Academic Editor: Wenxin Niu

Copyright © 2017 Rui Xia et al. This is an open access article distributed under the Creative Commons Attribution License, which permits unrestricted use, distribution, and reproduction in any medium, provided the original work is properly cited.


The purpose of the study was to determine the effects of fatigue on the impact forces and sagittal plane kinematics of the lower extremities in a drop landing task. 15 male collegiate athletes were recruited. Five successful trials of a drop landing task were obtained during prefatigue and postfatigue in two fatigue protocols (constant speed running fatigue protocol [R-FP] and shuttle running + vertical jumping fatigue protocol [SV-FP]). Duration time, maximal heart rate, and RPE of each protocol were measured separately. Kinematic measures of the hip, knee, and ankle joints at different times coupled with peak impact force and loading rate were acquired. Our results showed a more flexed landing posture due to an increase in hip and knee flexion angles in the postfatigue condition.
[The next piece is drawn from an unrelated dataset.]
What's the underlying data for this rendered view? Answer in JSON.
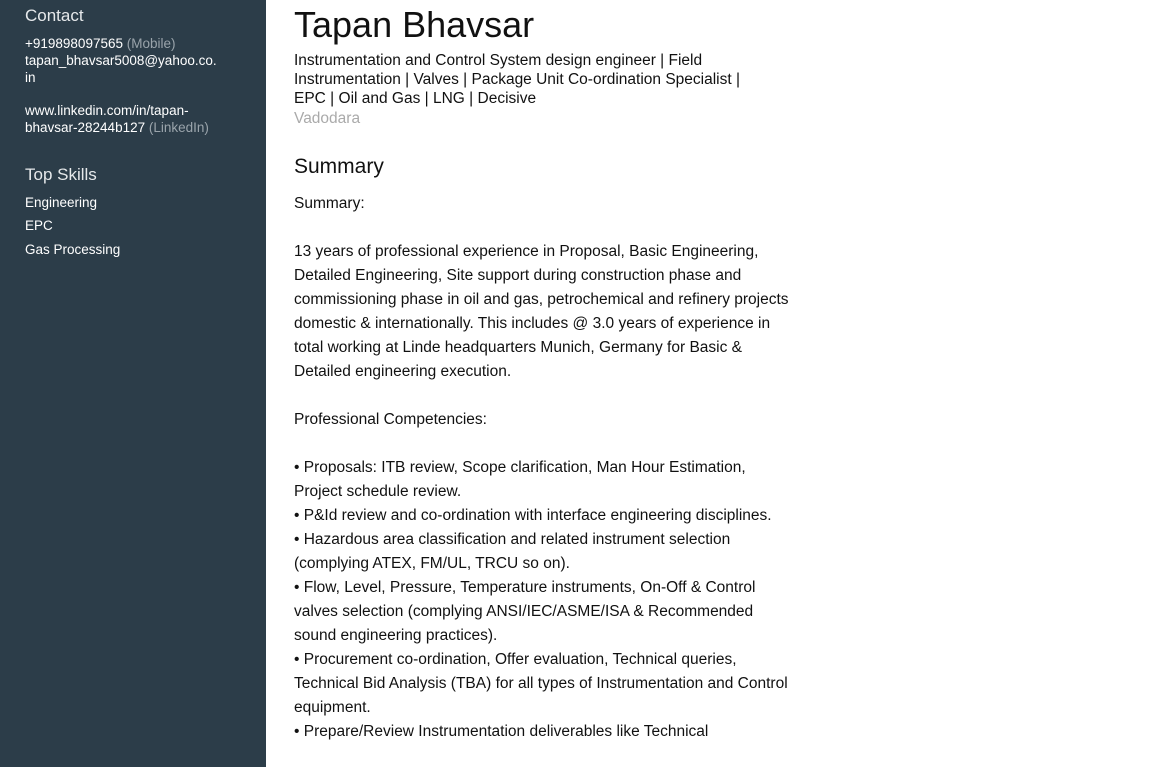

However, no differences in peak impact force and loading rate were found between pre- and postfatigue conditions. The changes were similar between protocols, but the SV-FP showed a significantly shorter exercise duration time than the R-FP. Fatigued athletes in this study demonstrated altered motor control strategies during a drop landing task, which may be an intentional or unintentional protective strategy for preventing themselves from potential ACL injury.